According to Wikepedia.com “bromance” is described as, “A bromance is a close but non-sexual relationship between two (or more) men, a form of homosocial intimacy.” In short, bromance is nothing more than camaraderie amongst men. Truly this is really nothing to be afraid of, however, when it becomes a hindrance to your relationship there are a few things you can do to solve this pesky problem. Below are a 4 ways to battle the bromance:
Understand that this isn’t the end of the world - there are much worse things that could plague your relationship. Accept that your man has a life outside of your relationship and that it’s completely healthy and natural for him to do so. As long as your beau’s friends aren’t encouraging him to step outside of the confines of your commitment then it should be a welcomed breath of fresh air.

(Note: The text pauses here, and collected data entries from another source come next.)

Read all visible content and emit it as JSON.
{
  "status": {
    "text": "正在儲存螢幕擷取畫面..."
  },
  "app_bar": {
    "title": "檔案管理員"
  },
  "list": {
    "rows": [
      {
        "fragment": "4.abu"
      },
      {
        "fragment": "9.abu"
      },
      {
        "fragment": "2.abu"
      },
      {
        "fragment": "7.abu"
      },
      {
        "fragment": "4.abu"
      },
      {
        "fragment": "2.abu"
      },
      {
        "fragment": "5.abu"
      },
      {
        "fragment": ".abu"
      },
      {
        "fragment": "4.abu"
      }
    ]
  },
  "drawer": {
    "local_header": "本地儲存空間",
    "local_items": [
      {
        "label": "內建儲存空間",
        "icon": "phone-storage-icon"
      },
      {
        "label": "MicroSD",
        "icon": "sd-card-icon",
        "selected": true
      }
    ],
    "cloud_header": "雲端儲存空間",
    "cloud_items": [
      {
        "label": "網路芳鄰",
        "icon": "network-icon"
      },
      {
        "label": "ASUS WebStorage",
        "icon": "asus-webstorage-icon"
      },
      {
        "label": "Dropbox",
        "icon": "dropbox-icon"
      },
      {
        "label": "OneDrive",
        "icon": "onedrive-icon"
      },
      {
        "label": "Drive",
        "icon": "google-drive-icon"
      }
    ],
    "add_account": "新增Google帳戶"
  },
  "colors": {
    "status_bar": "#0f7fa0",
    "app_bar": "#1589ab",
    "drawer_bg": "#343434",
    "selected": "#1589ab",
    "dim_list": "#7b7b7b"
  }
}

While he’s out with his friends, get back to doing what you didn’t have time to do when he was lounging around the house! Maybe it’s perfecting a new dish or getting back to weekly happy hours with your girls - taking time to rediscover your personal interests is a great way to get your mind off of your relationship. Wouldn’t it be more fun to dish with your friends than sit at home and mope about your man enjoying his? Many times women loose themselves in their relationship, so take a moment to just relax and get back to you!
Though friendships independent of your relationship are necessary for sanity there should never be a time where you feel insecure about your partnership. If there does in fact come a time where your men’s friendships leave you a bit shaken ask yourself why. Are you insecure about yourself or your relationship? Is it something that he’s actively doing to make you feel this way? How can the situation be resolved? How can you trust your man and allow him to have a life outside of your partnership?
Should the bromance take a turn for the worse, speak up and let your concerns be known. If his friends are turning him against you or attacking your relationship through their actions (i.e. excessive trips to the strip club) then say something to your partner. Let him know that you don’t appreciate his friends’ negative actions, tell him you that you’re hurt, and give examples of why you feel this way. Stating your case will make him more likely to have an open heart and mind while listening to your grievances and not to be defensive about his friendship.
At the end of the day, bromance is a funny term for something that can either be a revitalizing break from your mate or a less than savory experience and uphill battle with his boys. If the latter is the case, be sure to check yourself before stirring the pot – analyze where your concerns are based and how the problem can be fixed. If it’s not really big issues then just soak it up and enjoy your time with your gal pals!